Dagli antichi Alessandrini clac di Nerone a Paola ed Enrico
Gargiulo bravi artigiani passando per Giambattista Basile
grande novelliere barocco
Gargiulo bravi artigiani passando per Giambattista Basile
grande novelliere barocco
Qualunque stile di musica popolare preferiate: giuglianese dai ritmi semplici e con molteplici "vutate" e giravolte; vesuviano sarnese-sommese con paranze dotate anche di fisarmonica che intensificano il ritmo sincronicamente alla botta di tamburo; pimontese e costiera amalfitana con il tamburo in vibrazione continua e ossessiva; nocerino dai movimenti pantomimici molto intensi e complessi; siete nel territorio della Tammorra. E se volete saperne di più non potete non recarvi in visita all'Officina della Tammorra di Vico San Severino 39, in piena Spaccanapoli, dove gli strumenti tradizionali della musica campana vengono prodotti e venduti da Paola ed Enrico Gargiulo.

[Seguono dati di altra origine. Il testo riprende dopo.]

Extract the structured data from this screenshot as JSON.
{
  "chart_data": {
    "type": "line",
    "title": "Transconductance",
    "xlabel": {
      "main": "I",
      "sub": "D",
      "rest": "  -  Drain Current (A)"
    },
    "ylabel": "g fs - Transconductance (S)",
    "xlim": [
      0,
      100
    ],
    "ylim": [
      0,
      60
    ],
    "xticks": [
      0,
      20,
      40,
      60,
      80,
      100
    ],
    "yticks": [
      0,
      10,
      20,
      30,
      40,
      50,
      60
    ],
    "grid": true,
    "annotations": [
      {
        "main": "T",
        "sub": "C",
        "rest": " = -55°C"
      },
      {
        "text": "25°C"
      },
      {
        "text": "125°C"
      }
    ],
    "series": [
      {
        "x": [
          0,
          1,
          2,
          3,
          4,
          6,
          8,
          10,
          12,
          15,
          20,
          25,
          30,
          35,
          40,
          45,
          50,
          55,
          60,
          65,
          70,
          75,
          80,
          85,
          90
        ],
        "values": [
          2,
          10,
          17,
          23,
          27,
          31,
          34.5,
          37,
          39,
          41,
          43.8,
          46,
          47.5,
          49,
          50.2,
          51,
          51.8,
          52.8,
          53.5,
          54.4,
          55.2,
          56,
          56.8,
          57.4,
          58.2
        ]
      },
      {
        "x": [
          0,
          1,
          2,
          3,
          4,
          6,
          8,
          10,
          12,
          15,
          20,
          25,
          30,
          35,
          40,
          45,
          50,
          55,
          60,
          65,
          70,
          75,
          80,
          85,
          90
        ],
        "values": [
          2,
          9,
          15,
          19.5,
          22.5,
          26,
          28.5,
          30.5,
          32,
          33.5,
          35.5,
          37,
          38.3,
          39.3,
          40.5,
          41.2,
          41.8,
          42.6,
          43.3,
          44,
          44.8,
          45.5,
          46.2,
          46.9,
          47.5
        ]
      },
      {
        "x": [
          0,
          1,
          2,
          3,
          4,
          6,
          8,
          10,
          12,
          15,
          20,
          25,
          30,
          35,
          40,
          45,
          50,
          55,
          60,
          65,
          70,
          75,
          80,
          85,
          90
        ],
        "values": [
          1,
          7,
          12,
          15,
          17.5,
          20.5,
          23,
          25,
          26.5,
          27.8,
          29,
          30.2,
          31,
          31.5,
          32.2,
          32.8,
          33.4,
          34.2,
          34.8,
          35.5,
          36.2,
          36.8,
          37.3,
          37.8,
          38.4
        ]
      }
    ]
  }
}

"Tammurri" in pelle di capra o pecora con cimbali o cicere di metallo, "triccaballacche" con caratteristici martelletti lignei che vengono percossi l'uno contro l'altro, "castagnette" simmetriche a forma di conchiglia fondamentali per la tammorriata e infine "putipù" detti anche "caccavelle" che con lo sfregamento di una mano umida lungo una canna inserita in una scatola di latta tonda produce un suono a dir poco irriverente.

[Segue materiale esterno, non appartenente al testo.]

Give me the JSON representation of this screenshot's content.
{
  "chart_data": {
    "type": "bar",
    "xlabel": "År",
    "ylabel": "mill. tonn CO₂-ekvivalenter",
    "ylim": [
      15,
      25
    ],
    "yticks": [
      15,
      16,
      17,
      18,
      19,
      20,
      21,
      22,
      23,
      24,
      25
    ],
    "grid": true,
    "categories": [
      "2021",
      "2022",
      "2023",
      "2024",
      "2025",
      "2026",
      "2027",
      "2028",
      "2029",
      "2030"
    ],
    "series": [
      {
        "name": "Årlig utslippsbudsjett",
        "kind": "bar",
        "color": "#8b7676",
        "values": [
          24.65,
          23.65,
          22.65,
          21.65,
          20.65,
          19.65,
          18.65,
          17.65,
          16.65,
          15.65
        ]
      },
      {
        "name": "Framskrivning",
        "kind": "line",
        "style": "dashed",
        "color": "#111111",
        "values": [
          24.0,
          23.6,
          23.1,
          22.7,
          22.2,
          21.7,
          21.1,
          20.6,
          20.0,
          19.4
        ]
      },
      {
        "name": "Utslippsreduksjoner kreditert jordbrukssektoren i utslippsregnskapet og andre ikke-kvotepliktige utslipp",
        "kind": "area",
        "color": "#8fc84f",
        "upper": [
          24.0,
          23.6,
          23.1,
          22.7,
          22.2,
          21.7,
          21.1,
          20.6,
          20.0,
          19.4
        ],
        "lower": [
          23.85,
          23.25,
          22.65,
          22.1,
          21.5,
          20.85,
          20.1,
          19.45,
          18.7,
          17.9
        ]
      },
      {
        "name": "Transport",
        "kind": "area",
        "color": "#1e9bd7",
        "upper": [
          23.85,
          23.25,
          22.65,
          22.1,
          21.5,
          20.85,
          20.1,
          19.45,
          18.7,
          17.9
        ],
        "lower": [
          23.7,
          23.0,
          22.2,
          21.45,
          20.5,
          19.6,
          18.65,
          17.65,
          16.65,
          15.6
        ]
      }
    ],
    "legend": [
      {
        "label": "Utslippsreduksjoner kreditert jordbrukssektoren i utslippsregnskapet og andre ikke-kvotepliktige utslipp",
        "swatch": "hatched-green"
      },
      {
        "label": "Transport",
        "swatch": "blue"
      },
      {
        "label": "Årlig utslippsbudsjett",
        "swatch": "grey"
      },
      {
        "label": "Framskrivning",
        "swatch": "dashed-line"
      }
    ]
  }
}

Ascoltando i ritmi della Tammorra vengono in mente i suoni che dovevano essere prodotti dalla clac di giovani Alessandrini che l'imperatore Nerone portava al seguito in occasione delle sue memorabili performance canore e teatrali all'interno dell'Odeon, a poca distanza dalla odierna P.zza San Gaetano. Questi partecipavano alle regali manifestazioni con irrefrenabile entusiasmo suonando, come se fossero scrosci di applausi, "bombi", "imbrices" e "testae"; un mix di ronzio di grosse api, di suoni rochi di corni, di pioggia che batte sulle tegole ed infine un crepitio di carboni accesi; il tutto amplificato all'ennesima potenza, visto il cospicuo numero di giovinetti di discendenza egizia e di robusti individui scelti fra la plebe neapolitana che Nerone coinvolgeva nelle rappresentazioni. Grandi casinisti erano questi Alessandrini e forse proprio da essi e dagli antichi neapolitani derivano i cori da stadio oggi così comuni ma anche così simili alle "modulatae laudationes" descritte dall'attento Svetonio.

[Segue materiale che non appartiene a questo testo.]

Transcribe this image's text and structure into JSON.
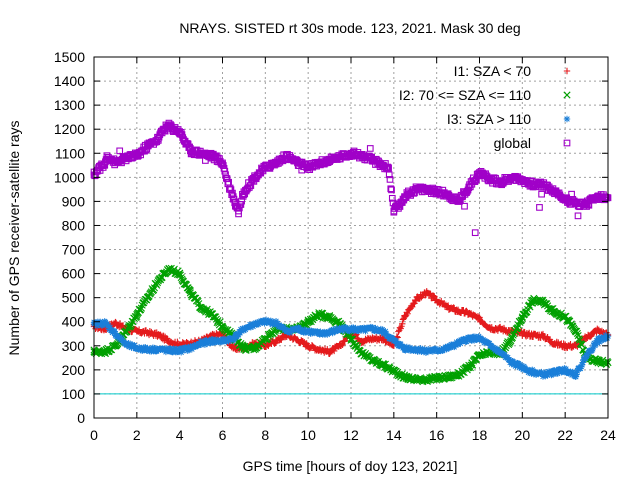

Non solo ma per chi, come noi, ha avuto modo di apprezzare la Festa di Piedigrotta, sia pur nelle sue versioni più corrotte e più lontane dallo spirito originario, non possono non venire alla mente le mirabili descrizioni raffigurate con plasticità esemplare nella IX Egloga da Giambattista Basile quando descrive, non senza rimpianto e già alla fine del '500, la festosa sarabanda e gli strumenti della festa per eccellenza, la più antica di tutte.
……….lo cunzierto
De lo tiempo passato,
Lo pettano e la carta,
L’ossa nmiezo a le ddeta,
Lo crocrò che parlava,
Lo bello zucozuco,
La cocchiara sbattuta
Co lo tagliero e co lo pignatiello,
Lo votta fuoco co lo fiscariello”.
Insomma "lu scetavaiasse", "lu rebbecchino", "lu triccaballacche", il "putipù", i "mattoni" e le "craste" sono tutti antichi strumenti da cui derivano quelli impiegati per suonare la musica tradizionale napoletana e campana. Di recente l'Officina della Tammorra ha ricevuto una visita, con attestato di benemerenza, da parte del Principe Carlo di Borbone delle Due Sicilie Duca di Castro.